Pelageya regarded him almost sadly. “He’s going to grow stronger. He’s going to consume them all. You’ll get your wish. You’ll topple that divine empire. Will you help him?” she asked Serefin suddenly.
“H-help Malachiasz?” Serefin asked, startled.
She nodded blithely. “Is your enemy not Kalyazin and their gods? Did they not rip magic away from you? Will you not respond to the affront with vengeance?”
Yes and yes and yes. This would never end.
He hadn’t wanted to kill Malachiasz. He deserved any kind of vengeance that Malachiasz might exact upon him, expected it, even. There was no way he would let what had happened go without retaliation. That was all they were. That was all they would ever do to each other. That was the cycle they belonged in.
“Yes,” he finally answered. He would help Malachiasz. Whatever that meant.
Pelageya blinked as if that wasn’t the answer she was expecting. Malachiasz said nothing, only frowned at the floor for a long moment.
“You don’t know what you’re saying,” he said at last.
Serefin didn’t. But he had lost his power and his kingdom and working with the Black Vulture would be the only
way for them to pull through.
“What are the gods going to do?” Serefin asked. He needed that question answered before he could push forward. “I thought they couldn’t directly interact with the world. That’s why Velyos acted the way he did.”

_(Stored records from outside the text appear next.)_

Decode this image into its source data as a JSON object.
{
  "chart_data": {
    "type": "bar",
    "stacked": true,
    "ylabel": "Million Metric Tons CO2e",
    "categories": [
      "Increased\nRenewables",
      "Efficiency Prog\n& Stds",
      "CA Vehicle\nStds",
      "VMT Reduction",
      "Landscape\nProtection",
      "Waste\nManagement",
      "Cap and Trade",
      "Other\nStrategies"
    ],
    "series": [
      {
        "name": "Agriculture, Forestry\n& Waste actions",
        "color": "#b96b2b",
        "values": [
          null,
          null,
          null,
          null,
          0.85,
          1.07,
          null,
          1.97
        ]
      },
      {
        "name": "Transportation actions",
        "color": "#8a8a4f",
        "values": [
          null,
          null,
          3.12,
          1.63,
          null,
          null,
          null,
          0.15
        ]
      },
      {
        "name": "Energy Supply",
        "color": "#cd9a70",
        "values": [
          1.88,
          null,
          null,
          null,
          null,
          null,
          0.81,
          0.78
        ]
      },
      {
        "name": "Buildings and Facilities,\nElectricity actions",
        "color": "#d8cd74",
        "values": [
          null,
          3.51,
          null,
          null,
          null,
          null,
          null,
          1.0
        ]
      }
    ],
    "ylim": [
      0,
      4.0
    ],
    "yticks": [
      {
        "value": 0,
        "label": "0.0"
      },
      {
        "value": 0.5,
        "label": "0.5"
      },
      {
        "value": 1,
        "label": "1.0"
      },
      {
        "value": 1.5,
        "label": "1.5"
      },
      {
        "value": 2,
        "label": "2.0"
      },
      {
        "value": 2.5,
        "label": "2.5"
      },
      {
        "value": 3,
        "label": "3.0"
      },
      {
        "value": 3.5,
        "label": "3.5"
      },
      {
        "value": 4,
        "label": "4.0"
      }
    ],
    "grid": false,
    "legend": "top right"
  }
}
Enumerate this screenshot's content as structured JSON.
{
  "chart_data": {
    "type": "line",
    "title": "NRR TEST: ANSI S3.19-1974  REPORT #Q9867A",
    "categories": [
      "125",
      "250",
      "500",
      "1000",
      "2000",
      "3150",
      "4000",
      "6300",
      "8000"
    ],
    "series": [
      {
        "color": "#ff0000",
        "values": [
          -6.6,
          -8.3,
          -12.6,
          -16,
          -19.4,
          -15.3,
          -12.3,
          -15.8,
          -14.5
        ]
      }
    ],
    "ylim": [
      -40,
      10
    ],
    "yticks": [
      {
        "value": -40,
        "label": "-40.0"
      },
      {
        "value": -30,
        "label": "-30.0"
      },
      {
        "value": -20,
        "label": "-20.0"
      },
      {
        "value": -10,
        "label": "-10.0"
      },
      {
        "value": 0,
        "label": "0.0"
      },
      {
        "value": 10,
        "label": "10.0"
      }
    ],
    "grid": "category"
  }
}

Pelageya wordlessly gestured to Malachiasz, who was looking rather ill. “You don’t think about them the right way. Is he aware of the chaos that trails his wake? Does he know, actively, what he does to the world by mere existence? Of course not. Such is the way of divinity and gods. You have been in that forest. You know it is moving outside its borders. The world will flood with the horrors of Tachilvnik. The gods of the depths will bring out what lies beneath the dark water. Is this what you want? Do you want to face a war against things so much older than you? This is what the world hurtles toward with each passing day.”
“The birds,” Serefin murmured.
“Hm?”
“On our journey … The birds were screaming. The trees chewed up with decay. It was horrible.”
“The horrors did not have far to go. But they will stretch, reaching until they overtake everything. Your country will not be spared because your country already faces horrors of its own.”
“Oh,” Malachiasz breathed.
“The Vultures have not rested in the absence of their Black Vulture. And absent you have been. When was the last they heard from you? Did the ripples of your death spread like dark water? Who would claim your mantle?”
Malachiasz seemed to recede in on himself, a deep frown on his face. Absently he sliced his forearm on the edge of an iron claw. Blood welled up, trickling down his pale skin. Could he still use blood magic? He had no spell book that Serefin could see, so this was something else. Were the Vultures above what had happened? That would be fitting, in line with everything else he knew about them.
“I can pull their threads in my hands still,” Malachiasz said, his voice distant. “So, no, no new leader, not in any rightful capacity. A new Black Vulture is chosen by killing the old. It’s a cycle.”
“Rebirth,” Pelageya said. “A cycle you have broken. You retain your power, but your cult is left to scramble in your wake, and where will they look next?”